Supposedly some second and third banana schools on the sidelines are even starting to panic wondering if they’ll be left behind if they don’t also jump on the proverbial bandwagon along with more elite universities like M.I.T., Stanford, and Harvard who are leading the trend.
The testing is part of what’s called“massive open online courses” also known by the unfortunate acronym,“MOOCs.” Unfortunate? Well, the acronym suggests the answer to the question, “What’s a mook?,” which was bodaciously asked and answered in the “. . . we don’t pay mooks” negative by that memorable scene in one of my favorite films, “Mean Streets.”
“Joey ‘Clams’ Scala: [to Charlie] Hey, what’s a matter with this kid, huh?
Johnny Boy: Hey, there ain’t nothin’ wrong with me my friend, I’m feelin’ fine.
Charlie: Keep your mouth shut.
Johnny Boy: You tell me that in front of this asshole?
Joey ‘Clams’ Scala: Alright, alright, we’re not gonna pay. We’re not paying.
Jimmy: But why? Joey, we just said we were gonna have a drink.
Joey ‘Clams’ Scala: [Joey interupts] We’re not payin’, because this guy, this guy’s a fuckin’ mook.
Jimmy: But I didn’t say nothin’.
Joey ‘Clams’ Scala: And we don’t pay mooks.
Jimmy: Mook? I’m a mook?
Joey ‘Clams’ Scala: Yeah
Jimmy: What’s a mook?
Johnny Boy: A mook, what’s a mook?
Tony DeVienazo: I don’t know…
Johnny Boy: What’s a mook?
Jimmy: You can’t call me a mook!
Joey ‘Clams’ Scala: I can’t?
No free lunch for “mooks” or moochers.
Someone eventually pays. And it won’t be the colleges and universities who have historically shown little reluctance to hose their matriculated students and their parents into “financial bondage” through unconscionably unjustified tuition and fees for an increasingly worthless college education.
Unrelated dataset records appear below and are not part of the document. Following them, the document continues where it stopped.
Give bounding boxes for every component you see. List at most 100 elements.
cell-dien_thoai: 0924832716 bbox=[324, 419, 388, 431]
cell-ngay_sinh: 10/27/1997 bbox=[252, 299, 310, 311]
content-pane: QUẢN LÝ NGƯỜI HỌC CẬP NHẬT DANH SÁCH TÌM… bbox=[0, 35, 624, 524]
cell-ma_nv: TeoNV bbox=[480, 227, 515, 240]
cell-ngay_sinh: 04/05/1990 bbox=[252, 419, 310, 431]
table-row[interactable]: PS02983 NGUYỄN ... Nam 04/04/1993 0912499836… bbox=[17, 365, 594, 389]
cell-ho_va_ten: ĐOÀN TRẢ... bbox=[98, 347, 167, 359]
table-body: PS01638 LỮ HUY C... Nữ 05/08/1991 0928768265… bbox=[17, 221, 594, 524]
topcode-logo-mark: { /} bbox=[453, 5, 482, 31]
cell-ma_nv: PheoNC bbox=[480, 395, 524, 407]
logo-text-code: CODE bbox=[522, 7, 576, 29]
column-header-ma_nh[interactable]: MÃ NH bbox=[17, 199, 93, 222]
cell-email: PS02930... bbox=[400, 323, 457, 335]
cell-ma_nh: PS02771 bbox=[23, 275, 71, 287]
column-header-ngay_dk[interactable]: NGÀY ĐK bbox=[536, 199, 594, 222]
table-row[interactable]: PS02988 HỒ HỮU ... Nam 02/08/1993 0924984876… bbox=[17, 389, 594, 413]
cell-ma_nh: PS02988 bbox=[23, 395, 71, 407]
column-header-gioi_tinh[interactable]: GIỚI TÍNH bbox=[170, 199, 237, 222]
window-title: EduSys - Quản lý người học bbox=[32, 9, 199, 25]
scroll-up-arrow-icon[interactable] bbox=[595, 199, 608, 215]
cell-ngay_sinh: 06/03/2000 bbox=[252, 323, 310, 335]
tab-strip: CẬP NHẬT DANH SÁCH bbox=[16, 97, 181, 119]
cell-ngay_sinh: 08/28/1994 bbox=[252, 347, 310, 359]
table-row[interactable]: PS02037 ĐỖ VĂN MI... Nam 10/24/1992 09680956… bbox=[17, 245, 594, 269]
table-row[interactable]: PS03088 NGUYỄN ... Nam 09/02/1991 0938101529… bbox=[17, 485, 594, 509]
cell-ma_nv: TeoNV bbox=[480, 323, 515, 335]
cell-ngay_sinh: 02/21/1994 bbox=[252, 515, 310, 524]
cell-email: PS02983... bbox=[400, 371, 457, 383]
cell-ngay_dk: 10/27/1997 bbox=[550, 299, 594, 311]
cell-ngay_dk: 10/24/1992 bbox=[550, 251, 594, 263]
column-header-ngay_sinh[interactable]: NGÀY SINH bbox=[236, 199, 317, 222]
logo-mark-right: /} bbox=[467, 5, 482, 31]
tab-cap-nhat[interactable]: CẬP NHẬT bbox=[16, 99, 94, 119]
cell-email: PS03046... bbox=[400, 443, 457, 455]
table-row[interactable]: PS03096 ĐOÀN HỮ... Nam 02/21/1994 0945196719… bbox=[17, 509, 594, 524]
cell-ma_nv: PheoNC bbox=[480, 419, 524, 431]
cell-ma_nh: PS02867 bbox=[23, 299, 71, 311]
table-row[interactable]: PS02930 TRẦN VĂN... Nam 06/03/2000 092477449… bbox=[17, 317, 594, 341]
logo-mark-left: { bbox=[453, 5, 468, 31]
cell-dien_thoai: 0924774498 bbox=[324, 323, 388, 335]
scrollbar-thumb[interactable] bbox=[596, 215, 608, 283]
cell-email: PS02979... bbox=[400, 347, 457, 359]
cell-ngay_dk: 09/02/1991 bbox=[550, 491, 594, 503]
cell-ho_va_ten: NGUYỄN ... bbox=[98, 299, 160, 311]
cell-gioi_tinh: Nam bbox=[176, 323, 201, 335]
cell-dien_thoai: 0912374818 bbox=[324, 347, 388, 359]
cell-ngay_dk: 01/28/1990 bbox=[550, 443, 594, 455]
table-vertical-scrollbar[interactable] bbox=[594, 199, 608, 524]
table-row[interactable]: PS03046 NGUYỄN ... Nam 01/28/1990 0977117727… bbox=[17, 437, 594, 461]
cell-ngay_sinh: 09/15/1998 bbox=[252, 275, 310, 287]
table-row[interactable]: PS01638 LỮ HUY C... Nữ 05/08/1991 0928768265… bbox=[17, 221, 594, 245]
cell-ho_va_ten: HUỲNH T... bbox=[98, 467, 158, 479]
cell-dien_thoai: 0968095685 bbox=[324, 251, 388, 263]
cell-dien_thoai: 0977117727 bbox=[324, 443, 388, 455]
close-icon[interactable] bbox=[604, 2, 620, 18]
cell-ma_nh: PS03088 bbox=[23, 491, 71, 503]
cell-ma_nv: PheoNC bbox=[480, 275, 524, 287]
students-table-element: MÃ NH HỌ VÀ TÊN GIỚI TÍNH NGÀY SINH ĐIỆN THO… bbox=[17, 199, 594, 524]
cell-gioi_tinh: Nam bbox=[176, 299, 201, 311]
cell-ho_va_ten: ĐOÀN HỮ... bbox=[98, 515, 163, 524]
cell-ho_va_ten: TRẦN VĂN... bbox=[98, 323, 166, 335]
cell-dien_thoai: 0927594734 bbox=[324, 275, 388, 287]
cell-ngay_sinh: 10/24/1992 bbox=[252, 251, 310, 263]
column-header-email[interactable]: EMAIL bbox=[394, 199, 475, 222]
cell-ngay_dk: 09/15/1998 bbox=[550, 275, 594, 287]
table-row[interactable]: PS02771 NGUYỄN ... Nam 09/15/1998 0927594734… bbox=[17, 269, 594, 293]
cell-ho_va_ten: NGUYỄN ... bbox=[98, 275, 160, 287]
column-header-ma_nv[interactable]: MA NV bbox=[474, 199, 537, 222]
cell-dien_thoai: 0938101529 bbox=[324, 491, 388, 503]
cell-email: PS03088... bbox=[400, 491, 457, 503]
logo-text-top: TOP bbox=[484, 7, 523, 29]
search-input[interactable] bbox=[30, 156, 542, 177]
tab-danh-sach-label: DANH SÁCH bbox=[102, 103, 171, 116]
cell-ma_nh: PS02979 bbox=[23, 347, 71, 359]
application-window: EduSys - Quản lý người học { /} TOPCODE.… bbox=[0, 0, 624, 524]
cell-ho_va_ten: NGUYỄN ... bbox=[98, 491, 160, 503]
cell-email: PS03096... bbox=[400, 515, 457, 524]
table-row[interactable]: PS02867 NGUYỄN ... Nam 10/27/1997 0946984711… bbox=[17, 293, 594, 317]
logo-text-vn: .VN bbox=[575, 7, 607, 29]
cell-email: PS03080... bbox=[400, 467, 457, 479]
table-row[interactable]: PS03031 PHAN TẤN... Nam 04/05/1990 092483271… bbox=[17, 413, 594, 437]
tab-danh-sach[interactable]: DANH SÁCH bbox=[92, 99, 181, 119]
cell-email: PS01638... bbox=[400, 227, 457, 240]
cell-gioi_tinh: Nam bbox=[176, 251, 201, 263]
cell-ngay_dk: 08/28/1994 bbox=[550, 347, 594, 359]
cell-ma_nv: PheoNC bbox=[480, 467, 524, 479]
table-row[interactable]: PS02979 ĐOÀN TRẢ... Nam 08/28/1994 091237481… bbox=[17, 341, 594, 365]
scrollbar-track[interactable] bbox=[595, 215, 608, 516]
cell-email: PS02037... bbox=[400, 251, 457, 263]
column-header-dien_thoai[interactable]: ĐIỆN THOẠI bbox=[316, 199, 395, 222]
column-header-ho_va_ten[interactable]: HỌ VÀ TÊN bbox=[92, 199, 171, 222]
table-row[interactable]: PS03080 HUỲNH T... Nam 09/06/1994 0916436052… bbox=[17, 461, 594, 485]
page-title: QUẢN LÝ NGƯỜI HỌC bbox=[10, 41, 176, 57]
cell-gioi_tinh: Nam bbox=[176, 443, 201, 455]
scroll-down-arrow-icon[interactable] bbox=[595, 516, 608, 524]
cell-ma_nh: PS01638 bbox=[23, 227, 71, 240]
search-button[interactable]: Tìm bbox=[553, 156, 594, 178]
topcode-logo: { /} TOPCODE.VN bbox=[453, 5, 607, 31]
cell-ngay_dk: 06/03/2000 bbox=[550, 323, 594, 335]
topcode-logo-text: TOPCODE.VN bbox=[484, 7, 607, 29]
“Analysts say that universities will inevitably try to make money from MOOCs, whether by charging tuition or not.” No surprise.
Rest assured, then, that as lawyers also learned when continuing legal education went online, the efficiencies and economies of scale of online learning don’t get passed on to the consumer.
And so like always — sooner rather than later, a juicy profit-motive will emerge underlying the colleges’ so-called “free” online learning.